Section 2 of The Indian Easements Act, 1882
Section 2 of the Act provides that nothing contained in the Act shall be deemed to affect any law unless it is expressly repealed by the Indian Easements Act; or to derogate from:
(a) any right of the Government to regulate the collection, retention and distribution of the water of rivers and streams flowing in natural channels, and of natural lakes and ponds, or of the water flowing, collected, retained or distributed in or by any channel or other work constructed at the public expense for irrigation;
(b) any customary or other right (not being a license) in or over immovable property which the Government, the public or any person may possess irrespective of other immovable property; or
(c) any right acquired, or arising out of a relation created, before this Act comes into force.
There are several unrepealed Indian enactments in which reference is made to easements, for example;
There are a few other enactments in which reference is made to “easements.” First para of this section lays down that the Act will not affect these enactments.
Clause (a): By the customary law of India the Government has the power to regulate in the public interest the collection, retention and distribution of the waters of natural rivers and streams for the purposes of irrigation. This power, which is really of the nature of a duty, is expressly preserved by section 2 (a) and has been recognised by the Courts.

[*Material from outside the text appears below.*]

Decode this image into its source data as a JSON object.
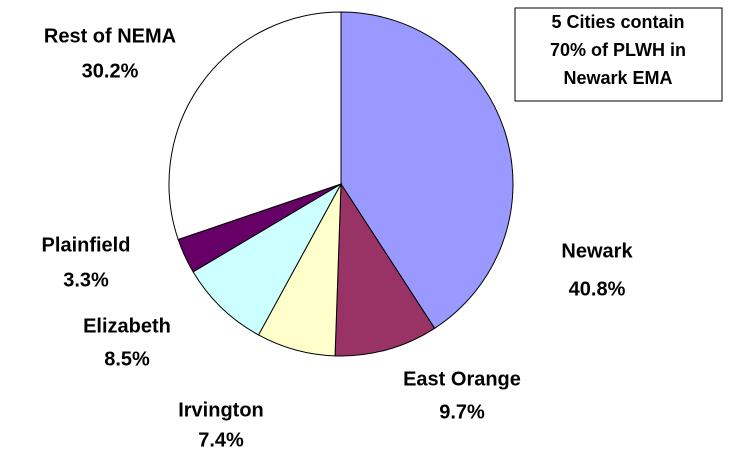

It is clear from section 2(a) read with S. 7 that the overriding powers of the State to regulate the streams and rivers are not taken away. Further it is well settled that the State while regulating the water source cannot defeat the customary supply of water based upon either prescription or natural right.1)
Clause (b): Where any right, customary or other, however much resembling an easement, has no connection with the enjoyment of any particular heritage it is not an easement and therefore is not affected by the provisions of this Act. For example, a custom of the inhabitants of a particular village, to dance or to have horse-races on the land of an individual, or to go on a close and take water from a spring, or a custom of going on certain land for the purpose of religious observances, or of burying dead and other like customs are not easements inasmuch as these are public rights annexed to the place in general. Similarly, public rights of way which all persons in the empire are entitled to use at their pleasure irrespective of the ownership of any estate are not easements.
There is a world of difference between a customary right and customary easement. An easement is acquired by particular modalities; goes with the land or, rather with the lands : the land which claims the easement is called dominant tenement and the land which is subjected to easement is called servient tenement. Customary easement vests in the dominant tenement; not in the particular person or a group of persons unless they are rightfully in possession of the dominant tenement in question. A customary right, on the other hand, is claimed by a person or by a group of persons under a custom recognised by the community as a whole.2)
Clause (c): saves all rights already acquired which spring from some legal relation entered into between parties before the coming into force of this Act, in other words, it means that the Act will have no retrospective effect.